I was born in the United States, as were my parents and three-quarters of my grandparents. I was educated at public schools, I pay taxes and I vote. I’ve spent most of my adult life working as a journalist and now for an organization that advocates for religious freedom, so you could say I live and breathe the First Amendment.
But according to a third of my fellow citizens, I’m not “truly American” because I’m not a Christian.
That’s according to the results of a just-released “What It Takes to Be Truly ‘One of Us’” survey by the Pew Research Center, which asked 14,500 people in 14 countries questions about how they view national identity.
In the United States, 32 percent of respondents said it was “very important” to be a Christian in order to be “truly American.” Another 19 percent said Christianity is somewhat important, which means just over half of the respondents tied religion to national identity in a country where our First Amendment explicitly states there shall be no established religion.
That surprised me, especially in light of a Pew study released a couple years ago that found about a third of Americans identified as being non-religious or practicing a faith other than Christianity.
It’s also alarming when you hear the study results at the same time your president advocates for chipping away at church-state separation by repealing the Johnson Amendment and prioritizing admission for Christian refugees over Muslims, and while he’s appointing advisors who have troubling views of religious freedom.
Catherine Rampell, a columnist for The Washington Post, recently opined that America is seeing religion infiltrate public policies – and the threat is coming from Christian conservatives, not Muslims pushing Sharia law.
“The religiously motivated laws creeping into public policymaking aren’t based on the Koran, and they aren’t coming from mythical hard-line Islamists in, say, Dearborn, Mich.,” Rampell wrote. “They’re coming from the White House, which wants to make it easier for hard-line Christians to impose their beliefs and practices on the rest of us.”
Religion shouldn't be a prerequisite to being an American.

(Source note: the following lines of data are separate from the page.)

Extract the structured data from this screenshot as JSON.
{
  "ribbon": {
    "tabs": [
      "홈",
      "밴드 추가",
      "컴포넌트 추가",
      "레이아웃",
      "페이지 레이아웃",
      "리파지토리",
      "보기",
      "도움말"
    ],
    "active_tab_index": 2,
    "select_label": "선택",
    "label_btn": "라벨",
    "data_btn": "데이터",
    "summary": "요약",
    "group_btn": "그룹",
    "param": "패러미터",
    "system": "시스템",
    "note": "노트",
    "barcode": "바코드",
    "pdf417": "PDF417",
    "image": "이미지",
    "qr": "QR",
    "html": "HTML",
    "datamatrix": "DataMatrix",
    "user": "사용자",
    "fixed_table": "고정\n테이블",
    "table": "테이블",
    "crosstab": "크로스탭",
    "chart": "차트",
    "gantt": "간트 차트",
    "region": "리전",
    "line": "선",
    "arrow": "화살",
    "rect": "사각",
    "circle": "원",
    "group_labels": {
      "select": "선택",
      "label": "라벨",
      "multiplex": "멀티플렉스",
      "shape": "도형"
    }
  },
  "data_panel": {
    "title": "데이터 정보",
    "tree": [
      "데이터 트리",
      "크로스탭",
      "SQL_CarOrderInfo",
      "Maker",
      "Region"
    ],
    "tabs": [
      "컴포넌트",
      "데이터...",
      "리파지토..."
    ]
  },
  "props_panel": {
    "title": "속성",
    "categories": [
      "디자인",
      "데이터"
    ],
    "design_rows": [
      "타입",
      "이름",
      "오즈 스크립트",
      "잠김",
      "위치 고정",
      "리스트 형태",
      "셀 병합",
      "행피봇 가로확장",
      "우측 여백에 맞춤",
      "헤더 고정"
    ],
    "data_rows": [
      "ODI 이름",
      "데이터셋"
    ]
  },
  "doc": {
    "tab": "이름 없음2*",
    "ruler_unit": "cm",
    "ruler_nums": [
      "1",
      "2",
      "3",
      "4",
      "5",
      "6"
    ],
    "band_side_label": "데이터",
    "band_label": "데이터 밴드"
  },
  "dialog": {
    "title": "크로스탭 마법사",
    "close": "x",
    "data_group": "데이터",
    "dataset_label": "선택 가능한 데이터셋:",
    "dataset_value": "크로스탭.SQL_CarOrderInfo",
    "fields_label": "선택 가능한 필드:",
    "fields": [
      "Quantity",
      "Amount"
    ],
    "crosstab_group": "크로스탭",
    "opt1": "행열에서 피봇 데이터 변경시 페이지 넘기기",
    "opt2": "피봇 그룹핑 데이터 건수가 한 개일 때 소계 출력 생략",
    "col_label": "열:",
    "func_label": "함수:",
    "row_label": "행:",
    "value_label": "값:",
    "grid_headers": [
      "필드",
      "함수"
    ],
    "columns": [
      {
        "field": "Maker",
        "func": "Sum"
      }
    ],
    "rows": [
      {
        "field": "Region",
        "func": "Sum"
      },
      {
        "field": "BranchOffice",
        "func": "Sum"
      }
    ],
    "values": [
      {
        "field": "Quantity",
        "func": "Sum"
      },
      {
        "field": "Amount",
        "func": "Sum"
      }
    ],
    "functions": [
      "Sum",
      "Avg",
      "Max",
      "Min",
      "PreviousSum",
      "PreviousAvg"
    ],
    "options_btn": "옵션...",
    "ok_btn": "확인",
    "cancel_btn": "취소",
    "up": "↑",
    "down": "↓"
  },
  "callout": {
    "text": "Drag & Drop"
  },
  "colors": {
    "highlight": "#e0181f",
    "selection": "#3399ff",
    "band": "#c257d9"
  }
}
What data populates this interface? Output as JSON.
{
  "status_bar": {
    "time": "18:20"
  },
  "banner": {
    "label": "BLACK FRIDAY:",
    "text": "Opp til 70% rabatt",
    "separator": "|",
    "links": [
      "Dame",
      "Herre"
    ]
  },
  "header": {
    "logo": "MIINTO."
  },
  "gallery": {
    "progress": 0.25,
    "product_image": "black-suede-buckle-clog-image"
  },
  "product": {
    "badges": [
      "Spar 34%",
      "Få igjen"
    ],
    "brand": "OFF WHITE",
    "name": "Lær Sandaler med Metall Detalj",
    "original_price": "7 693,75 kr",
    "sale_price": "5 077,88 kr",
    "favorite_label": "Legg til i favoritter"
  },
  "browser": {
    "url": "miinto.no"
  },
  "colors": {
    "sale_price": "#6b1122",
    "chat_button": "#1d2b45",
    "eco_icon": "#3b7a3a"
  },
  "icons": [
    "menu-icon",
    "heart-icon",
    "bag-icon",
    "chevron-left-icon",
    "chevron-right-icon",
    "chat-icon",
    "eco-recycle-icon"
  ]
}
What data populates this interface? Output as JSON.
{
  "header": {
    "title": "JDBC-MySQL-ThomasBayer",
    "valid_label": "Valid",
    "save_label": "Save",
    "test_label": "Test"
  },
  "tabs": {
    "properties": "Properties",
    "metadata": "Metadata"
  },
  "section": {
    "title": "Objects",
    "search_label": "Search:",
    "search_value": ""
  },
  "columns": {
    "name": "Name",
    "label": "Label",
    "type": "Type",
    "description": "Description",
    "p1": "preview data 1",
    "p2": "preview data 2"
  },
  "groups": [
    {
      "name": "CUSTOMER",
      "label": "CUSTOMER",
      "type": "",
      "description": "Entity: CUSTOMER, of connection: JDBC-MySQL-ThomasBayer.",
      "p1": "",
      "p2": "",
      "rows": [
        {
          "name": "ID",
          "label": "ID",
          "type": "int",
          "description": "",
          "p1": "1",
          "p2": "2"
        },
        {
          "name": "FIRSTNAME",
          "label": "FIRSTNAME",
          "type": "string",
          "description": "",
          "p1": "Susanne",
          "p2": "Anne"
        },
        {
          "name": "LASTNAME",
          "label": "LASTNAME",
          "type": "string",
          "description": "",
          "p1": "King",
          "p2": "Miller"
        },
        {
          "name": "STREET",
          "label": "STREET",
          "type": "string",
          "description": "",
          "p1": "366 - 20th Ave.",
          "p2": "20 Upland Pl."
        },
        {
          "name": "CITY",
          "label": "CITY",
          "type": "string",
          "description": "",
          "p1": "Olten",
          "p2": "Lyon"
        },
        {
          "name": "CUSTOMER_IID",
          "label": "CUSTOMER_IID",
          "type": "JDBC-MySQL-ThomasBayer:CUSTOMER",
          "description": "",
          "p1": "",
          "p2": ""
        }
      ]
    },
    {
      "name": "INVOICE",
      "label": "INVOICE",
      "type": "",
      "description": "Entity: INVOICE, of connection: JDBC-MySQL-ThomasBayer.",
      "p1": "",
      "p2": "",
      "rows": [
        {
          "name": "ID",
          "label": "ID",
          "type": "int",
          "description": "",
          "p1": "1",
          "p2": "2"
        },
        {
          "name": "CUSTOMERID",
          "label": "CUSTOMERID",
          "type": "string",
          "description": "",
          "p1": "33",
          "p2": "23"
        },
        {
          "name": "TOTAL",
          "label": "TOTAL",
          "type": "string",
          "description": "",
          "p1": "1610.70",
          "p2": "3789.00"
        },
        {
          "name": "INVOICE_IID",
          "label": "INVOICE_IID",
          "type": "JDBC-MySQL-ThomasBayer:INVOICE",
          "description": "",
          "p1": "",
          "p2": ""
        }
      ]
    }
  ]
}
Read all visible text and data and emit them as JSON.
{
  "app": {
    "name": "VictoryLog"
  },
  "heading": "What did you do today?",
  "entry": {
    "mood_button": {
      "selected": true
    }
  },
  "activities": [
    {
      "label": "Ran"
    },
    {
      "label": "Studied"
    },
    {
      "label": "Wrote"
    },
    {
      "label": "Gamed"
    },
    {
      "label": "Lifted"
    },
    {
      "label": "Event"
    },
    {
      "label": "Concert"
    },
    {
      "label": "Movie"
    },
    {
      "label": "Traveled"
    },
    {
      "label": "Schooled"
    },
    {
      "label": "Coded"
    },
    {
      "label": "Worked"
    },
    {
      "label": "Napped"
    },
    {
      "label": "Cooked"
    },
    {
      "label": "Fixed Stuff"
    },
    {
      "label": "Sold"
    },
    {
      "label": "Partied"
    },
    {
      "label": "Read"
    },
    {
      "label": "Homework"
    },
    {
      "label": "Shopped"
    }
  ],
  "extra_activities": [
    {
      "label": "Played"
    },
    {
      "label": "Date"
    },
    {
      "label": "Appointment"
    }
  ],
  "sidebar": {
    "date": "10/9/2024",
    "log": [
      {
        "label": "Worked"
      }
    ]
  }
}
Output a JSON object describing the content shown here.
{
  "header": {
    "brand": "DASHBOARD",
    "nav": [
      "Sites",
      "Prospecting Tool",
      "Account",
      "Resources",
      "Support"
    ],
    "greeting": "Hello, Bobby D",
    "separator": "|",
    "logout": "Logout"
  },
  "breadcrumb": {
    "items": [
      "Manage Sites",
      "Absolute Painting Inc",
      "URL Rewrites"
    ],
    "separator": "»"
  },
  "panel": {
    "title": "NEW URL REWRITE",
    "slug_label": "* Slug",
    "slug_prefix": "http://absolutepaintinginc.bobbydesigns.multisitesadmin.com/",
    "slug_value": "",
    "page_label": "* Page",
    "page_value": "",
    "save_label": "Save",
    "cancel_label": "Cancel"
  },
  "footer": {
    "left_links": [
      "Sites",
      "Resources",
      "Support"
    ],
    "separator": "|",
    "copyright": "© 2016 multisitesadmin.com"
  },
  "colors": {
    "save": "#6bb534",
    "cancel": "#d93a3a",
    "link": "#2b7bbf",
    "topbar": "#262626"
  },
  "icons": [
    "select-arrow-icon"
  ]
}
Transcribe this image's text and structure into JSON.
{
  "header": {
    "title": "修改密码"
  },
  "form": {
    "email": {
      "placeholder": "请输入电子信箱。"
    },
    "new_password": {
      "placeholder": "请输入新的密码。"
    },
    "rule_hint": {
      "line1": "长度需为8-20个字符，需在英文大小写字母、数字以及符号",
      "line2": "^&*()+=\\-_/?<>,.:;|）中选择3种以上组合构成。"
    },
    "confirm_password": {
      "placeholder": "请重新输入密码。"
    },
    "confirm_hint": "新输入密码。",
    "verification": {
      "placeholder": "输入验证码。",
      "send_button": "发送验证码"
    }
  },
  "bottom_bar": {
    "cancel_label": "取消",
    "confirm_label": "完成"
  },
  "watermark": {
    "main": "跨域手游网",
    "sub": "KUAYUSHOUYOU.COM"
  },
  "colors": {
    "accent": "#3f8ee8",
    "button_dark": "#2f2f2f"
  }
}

The United States was somewhat of an outlier in the Pew study in terms of associating Christianity with nationality. Only two countries had larger numbers of people who thought being a Christian was very important to national identity: Greece, at 54 percent, and Poland, 34 percent. The median response across all countries in the survey was 15 percent, which is about how many of our neighbors to the north thought being Christian was key to being Canadian.
Equally surprising to me was the relatively few people who thought being born in the United States was very important to being American: 32 percent. Given the harsh rhetoric about immigrants during the last election cycle, I would’ve expected a much larger response.
It sounds like those numbers might have surprised Pew’s researchers as well: “Debates over what it means to be a ‘true’ American, Australian, German or other nationality have often highlighted the importance of a person being born in a particular country. But contrary to such rhetoric, (the) survey finds that people generally place a relatively low premium on a person’s birthplace.”
The U.S. was right in the middle of the pack – six countries had more people say birthplace was very important, while seven countries had the same number or fewer people responding that way.
That, along with the response of Americans supporting the immigrants and refugees impacted by President Donald Trump’s ban on Muslims, gives me a lot of hope. (Americans United currently is involved in two of the federal lawsuits challenging Trump’s executive order, including one of the suits that last night resulted in a federal appeals court upholding the freeze on the ban. You can find a lot of information about our involvement in these cases here.)
It’s interesting to speculate what people would have answered if Pew had just asked what they associate with being an American, rather than asking specific questions about Christianity and such.
Putting aside the question of birthplace, I’d say having an appreciation for freedom and democracy are part of what makes someone American. Learning about, tolerating – even celebrating – our differences while proudly sharing our own beliefs, traditions and quirks is a vital aspect of our culture.
And having a taste for apple pie is a must.